It is standard wisdom in politics that if you control the agenda, it doesn’t matter how people vote.
I think I understand the confusion. When I say “vote”, I am not necessarily talking about electorates or plebiscites. In fact, Pettit’s paper is remarkable precisely for also considering situations that have nothing to do with politics or government.
Consider the case of a trust fund that must make decisions for the trust based on how the original creator specified it. For example, they may be charged to make investment decisions that best support a specific community or need. The executors of this trust try their hardest to meet the spirit as well as the letter of these instructions, so they end up adopting rules that require members to vote separately on whether a proposed action meets the spirit of the instructions and whether it meets the letter of the instructions. The rationale is that this ensures the executors as a whole have done their homework and cannot be held liable for missing one or the other requirement through a single vote.
The doctrinal paradox in this case demonstrates you can get different outcomes if you had them vote directly on whether it met spirit and letter, or had them vote separately on the components of the question.

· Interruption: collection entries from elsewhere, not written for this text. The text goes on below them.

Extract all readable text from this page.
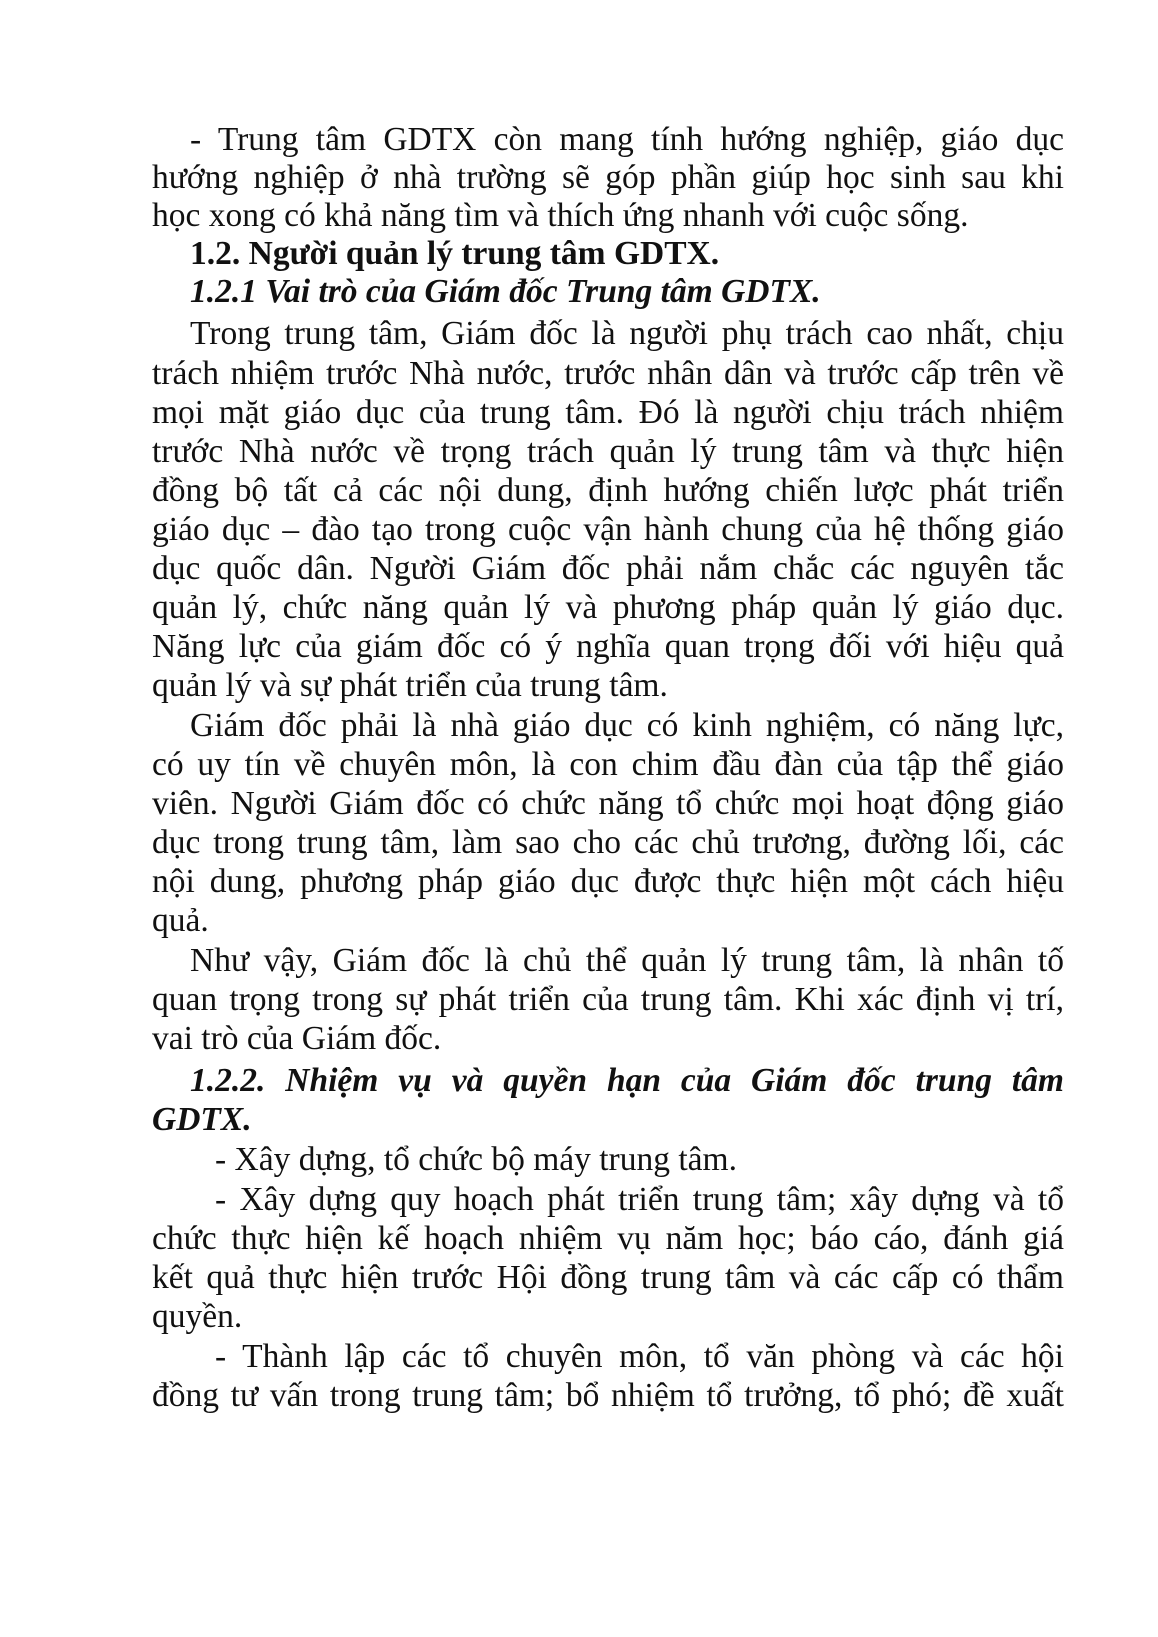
- Trung tâm GDTX còn mang tính hướng nghiệp, giáo dục
hướng nghiệp ở nhà trường sẽ góp phần giúp học sinh sau khi
học xong có khả năng tìm và thích ứng nhanh với cuộc sống.
1.2. Người quản lý trung tâm GDTX.
1.2.1 Vai trò của Giám đốc Trung tâm GDTX.
Trong trung tâm, Giám đốc là người phụ trách cao nhất, chịu
trách nhiệm trước Nhà nước, trước nhân dân và trước cấp trên về
mọi mặt giáo dục của trung tâm. Đó là người chịu trách nhiệm
trước Nhà nước về trọng trách quản lý trung tâm và thực hiện
đồng bộ tất cả các nội dung, định hướng chiến lược phát triển
giáo dục – đào tạo trong cuộc vận hành chung của hệ thống giáo
dục quốc dân. Người Giám đốc phải nắm chắc các nguyên tắc
quản lý, chức năng quản lý và phương pháp quản lý giáo dục.
Năng lực của giám đốc có ý nghĩa quan trọng đối với hiệu quả
quản lý và sự phát triển của trung tâm.
Giám đốc phải là nhà giáo dục có kinh nghiệm, có năng lực,
có uy tín về chuyên môn, là con chim đầu đàn của tập thể giáo
viên. Người Giám đốc có chức năng tổ chức mọi hoạt động giáo
dục trong trung tâm, làm sao cho các chủ trương, đường lối, các
nội dung, phương pháp giáo dục được thực hiện một cách hiệu
quả.
Như vậy, Giám đốc là chủ thể quản lý trung tâm, là nhân tố
quan trọng trong sự phát triển của trung tâm. Khi xác định vị trí,
vai trò của Giám đốc.
1.2.2. Nhiệm vụ và quyền hạn của Giám đốc trung tâm
GDTX.
- Xây dựng, tổ chức bộ máy trung tâm.
- Xây dựng quy hoạch phát triển trung tâm; xây dựng và tổ
chức thực hiện kế hoạch nhiệm vụ năm học; báo cáo, đánh giá
kết quả thực hiện trước Hội đồng trung tâm và các cấp có thẩm
quyền.
- Thành lập các tổ chuyên môn, tổ văn phòng và các hội
đồng tư vấn trong trung tâm; bổ nhiệm tổ trưởng, tổ phó; đề xuất
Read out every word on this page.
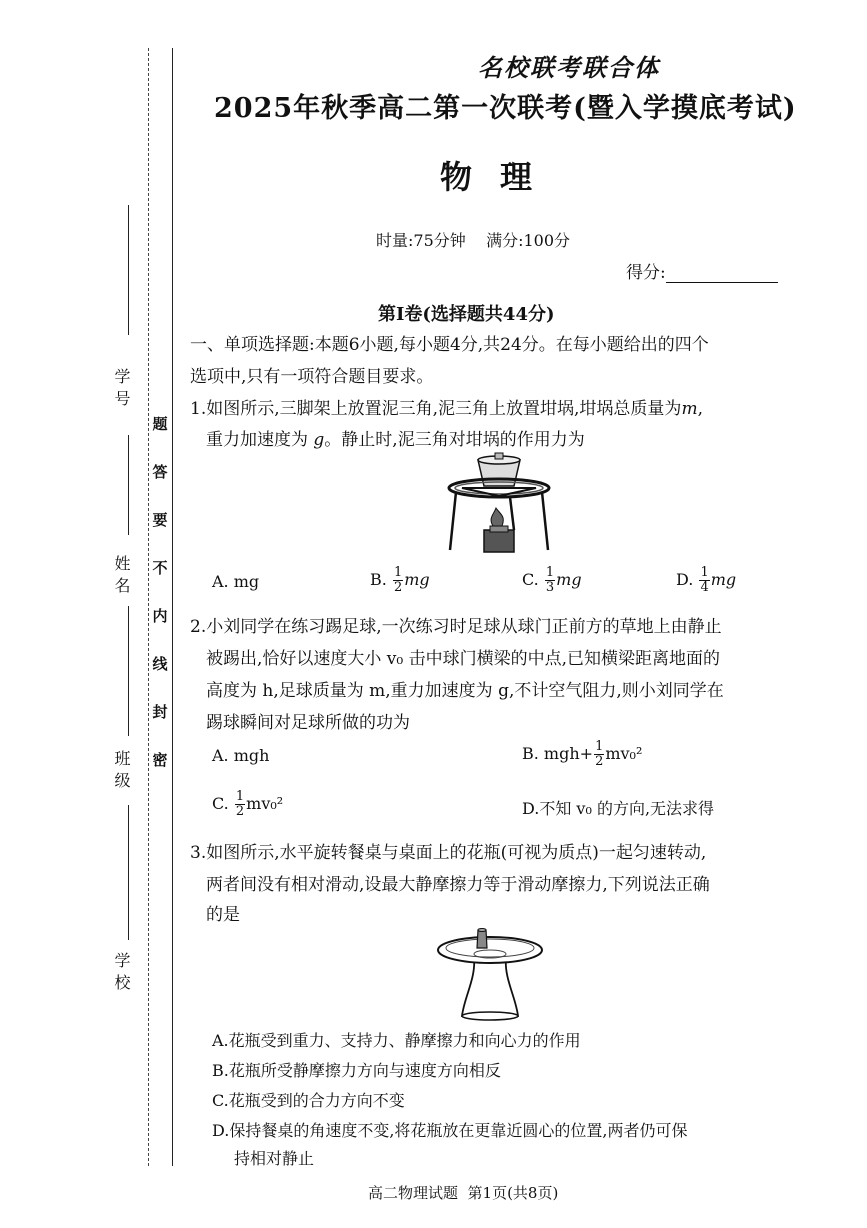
学号
姓名
班级
学校
题
答
要
不
内
线
封
密
名校联考联合体
2025年秋季高二第一次联考(暨入学摸底考试)
物理
时量:75分钟    满分:100分
得分:
第Ⅰ卷(选择题共44分)
一、单项选择题:本题6小题,每小题4分,共24分。在每小题给出的四个
选项中,只有一项符合题目要求。
1.如图所示,三脚架上放置泥三角,泥三角上放置坩埚,坩埚总质量为m,
重力加速度为 g。静止时,泥三角对坩埚的作用力为
A. mg	B. $\frac{1}{2}$ mg	C. $\frac{1}{3}$ mg	D. $\frac{1}{4}$ mg
2.小刘同学在练习踢足球,一次练习时足球从球门正前方的草地上由静止
被踢出,恰好以速度大小 v₀ 击中球门横梁的中点,已知横梁距离地面的
高度为 h,足球质量为 m,重力加速度为 g,不计空气阻力,则小刘同学在
踢球瞬间对足球所做的功为
A. mgh	B. $mgh+ \frac{1}{2} mv_0^2$
C. $\frac{1}{2} mv_0^2$	D.不知 v₀ 的方向,无法求得
3.如图所示,水平旋转餐桌与桌面上的花瓶(可视为质点)一起匀速转动,
两者间没有相对滑动,设最大静摩擦力等于滑动摩擦力,下列说法正确
的是
A.花瓶受到重力、支持力、静摩擦力和向心力的作用
B.花瓶所受静摩擦力方向与速度方向相反
C.花瓶受到的合力方向不变
D.保持餐桌的角速度不变,将花瓶放在更靠近圆心的位置,两者仍可保
持相对静止
高二物理试题  第1页(共8页)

I hope that this explains what I mean by “required to do it” by providing an incentive that has nothing to do with politics. I hope it also encourages a shift towards thinking in terms of systems and their consistency criterions.
I won’t respond to the rest of the comment because discourse about political agenda is not relevant to this discussion.
I have a huge problem with the “Some problems are boring” section, and it basically boils down into the following set of rebuttals:
Some problems may seem boring, but are vital to solve anyway
Some problems may seem boring, but their generalizations are interesting
Problems that seem boring may have really interesting solutions we are unaware of
Every single one of the examples cited in that section falls into this category:
They all have interesting generalizations, applications and potential solutions. Identifying arbitrary blotches on dental CT scans can be generalized to early-stage gum disease prevention. Figuring out optimal pricing for any item can assist in optimal market regulation. Identifying fraud actively makes the world safer and gives us tools to understand how cheaters adapt in real-time to detection events. And, be honest, if the answer to any of these turned not to be trivial at all—if this is what our models point to—no one would be suddenly claiming the problem itself is boring.
I feel really strongly about this because dismissing any problem as “boring” is isomorphic to asking “why do we fund basic science at all if we get no applications from it” or “why study pure math”, and we all ought to know better than to advance a position so well-rebuffed as “it seems really specific and not personally interesting to me, so why should we (as a society/field) care?”